4. What (announced only, please, no spoilers!) titles are you working on here at SEGA? Are you primarily responsible for Mobile titles, or do you divide your time between Mobile and Console games?
As of right now, I’m working mainly with the Kingdom Conquest teams, and occasionally pitching in with the recently released Rhythm Thief & the Paris Caper for iOS. I was also involved with browser-based games when I first started at SEGA, but decided to specialize in mobile titles when I was given the opportunity.
5. You work in Customer Service a great deal, and as such you have a unique perspective into how players interact with SEGA on a granular level. What do you think players can do to better communicate their concerns to CS, or to help the process of a ticket along?
One of the things that can get me down is when the investigations team tells me that a translated investigation request has “insufficient information to do a proper investigation.” While there is no single formula on how people should contact the CS team, details are always appreciated.
Using simple bullet points that list useful information like skill names, battle coordinates, or dungeon names helps the CS team a great deal. Letting us know up front what the problem is or what needs to be investigated also helps in finding a solution quickly. Finally, we’re all passionate players, but keeping our emotions in check is always a good idea.
6. Do you have any funny stories about your time here at SEGA?
Oh yeah, we’re all hard workers, but we love to goof around on occasion to let off some steam.
Just last week, everyone in the KCII team was really amused by Mr. KC’s smug face in his interview, so we decided to project his photo onto our conference room wall as he couldn’t make it to the team meeting on that day.
We also have a company-wide meeting where someone gets nominated to do something totally not related to their job. When it was the KCII Director’s turn, he brought his personal guitar and amp, and started singing some 70’s rock music. We’ve yet to see anyone else do something so left field… and I even managed to snap a photo of him as proof!
7. Were you a gamer prior to working in the Games industry? If so, how do you feel your perspective on games has changed since, if it has at all?
You could say that I was a gamer since I could hold a Famicom controller in my hands, and played lots of different genres since then. My perspective definitely has changed since I joined SEGA. I’m interested in the logic and thought process that people go through when they are conjuring up new monster skills and game mechanics for KCII. Whenever I play other games now, I avoid thinking if something is a “Good” or “Bad” design choice, but rather “What went on in the creator’s mind that made the game this way?”

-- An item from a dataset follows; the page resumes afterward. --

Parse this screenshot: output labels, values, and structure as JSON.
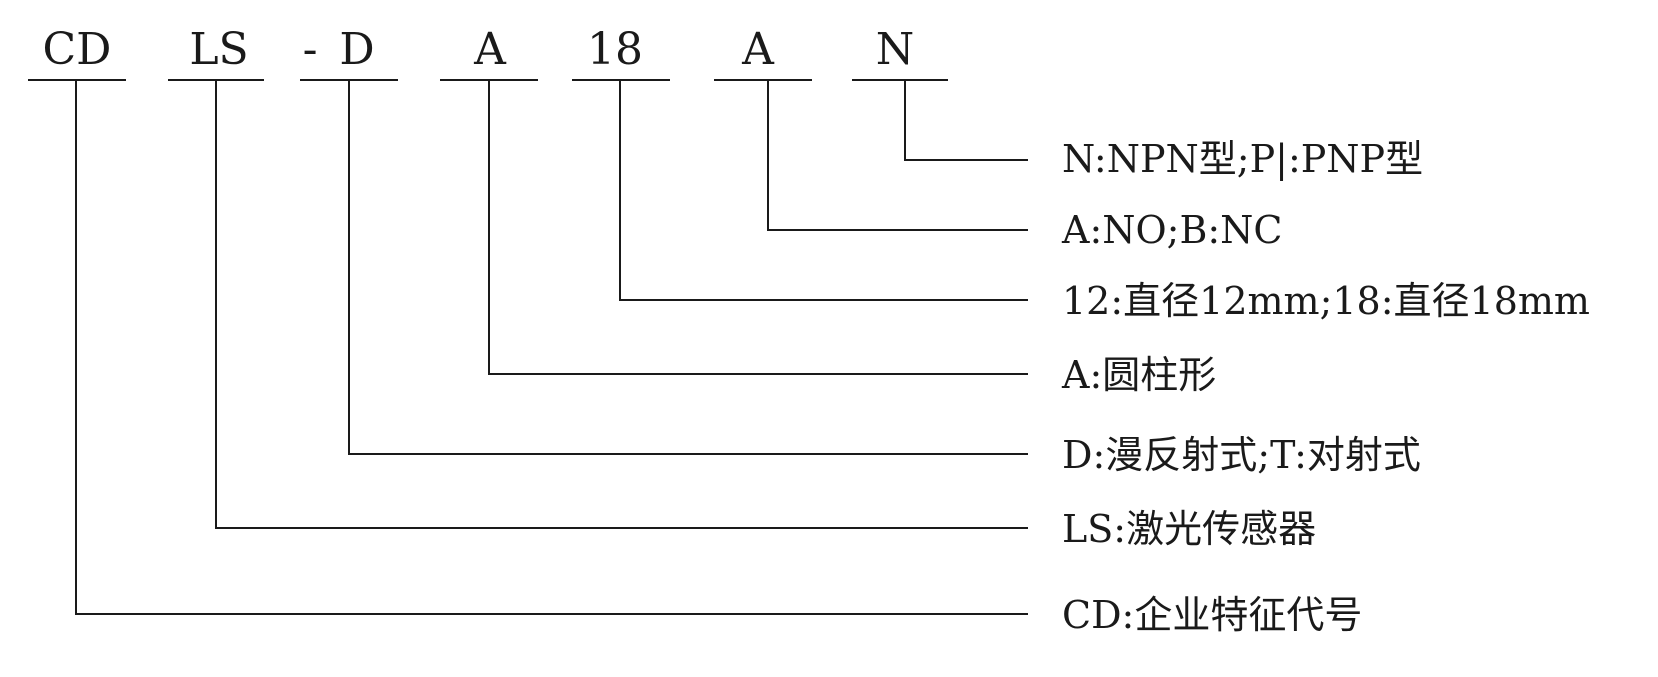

8. What kind of titles would you like to work on in the future?
I’m a huge fan of management simulation games that doesn’t have a big “end game” per say, and offers a lot of replay value. I’m also really into cooking, so it would be great if I had the opportunity to work on a restaurant simulation game. Aside from the typical budget management, I’d love to be able to buy different ingredients to create original dishes, or customize my restaurant down to the music it plays.
9. Lastly, if you could only play one game for the rest of your life, which would you choose? It doesn’t have to be a SEGA game, don’t worry. This won’t come up in your performance review!
Feeding off of what I said in the previous question, the “Sim City” franchise is probably my game of choice. Everyone has their favorite Sim City iteration, and I have my own, but that’ll be a secret I’ll be keeping. I just love the fact that I can make a city from nothing, tear it all down with disasters, and build it all over again.